But, as I tell you not to be surprised at the widespread skepticism of the times, so also I must urge you not to be shaken in mind by it, or moved from your steadfastness. There is no real cause for alarm. The ark of God is not in danger, though the oxen seem to shake it. Christianity has survived the attacks of Hume and Hobbs and Tindal; of Collins and Woolston and Bolingbroke and Chubb; of Voltaire and Paine and Holyoake. These men produced no more real effect than idle travelers produce by scratching their names on the great Pyramid of Egypt. Depend on it, Christianity in like manner will survive the attacks of the clever writers of these times. The startling novelty of many modern objections to revelation, no doubt, makes them seem more weighty than they really are. It does not follow, however, that hard knots cannot be untied, because our fingers cannot untie them, or that formidable difficulties cannot be explained, because our eyes cannot see through or explain them. When you cannot answer a skeptic, be content to wait for more light; but never forsake a great principle. In religion, as in many scientific questions, said Faraday, the famous chemist, "the highest wisdom is often a judicious suspension of judgment."

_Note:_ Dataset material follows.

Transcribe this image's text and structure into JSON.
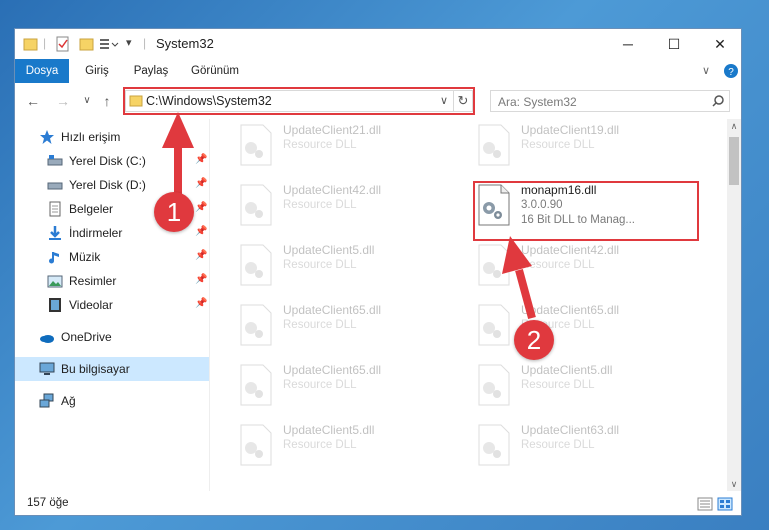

When skeptics and infidels have said all they can, we must not forget that there are three great broad facts which they have never explained away; and I am convinced they never can, and never will. Let me tell you briefly what they are. They are very simple facts, and any plain man can understand them.
A. The first fact is Jesus Christ Himself. If Christianity is a mere invention of man, and the Bible is not from God - how can infidels explain Jesus Christ? His existence in history they cannot deny. How is it that without force or bribery, without arms or money, without flattering man's pride of reason, without granting any indulgence to man's lusts and passions - He has made such an immensely deep mark on the world? Who was He? What was He? Where did He come from? How is it that there has never been one like Him, neither before nor after, since the beginning of time? They cannot explain it. Nothing can explain it but the great foundation-principle of revealed religion, that Jesus Christ is truly God, and that His Gospel is all true.
B. The second fact is the Bible itself. If Christianity is a mere invention of man, and the Bible is of no more authority than any other uninspired volume, how is it that the book is what it is? How is it that a book written by a few Jews in a remote part of the earth, written at distant and various periods without concert or collusion among the writers; written by members of a nation which, compared to Greece and Rome, did nothing for literature - how is it that this book stands entirely alone, and that there is nothing that even approaches it, for high views of God, for true views of man, for solemnity of thought, for grandeur of doctrine, and for purity of morality? What account can the infidel give of this book, so deep, so simple, so wise, so free from defects? He cannot explain its existence and its nature on his principles. We only can do that - who hold that the book is supernatural, and is the book of God!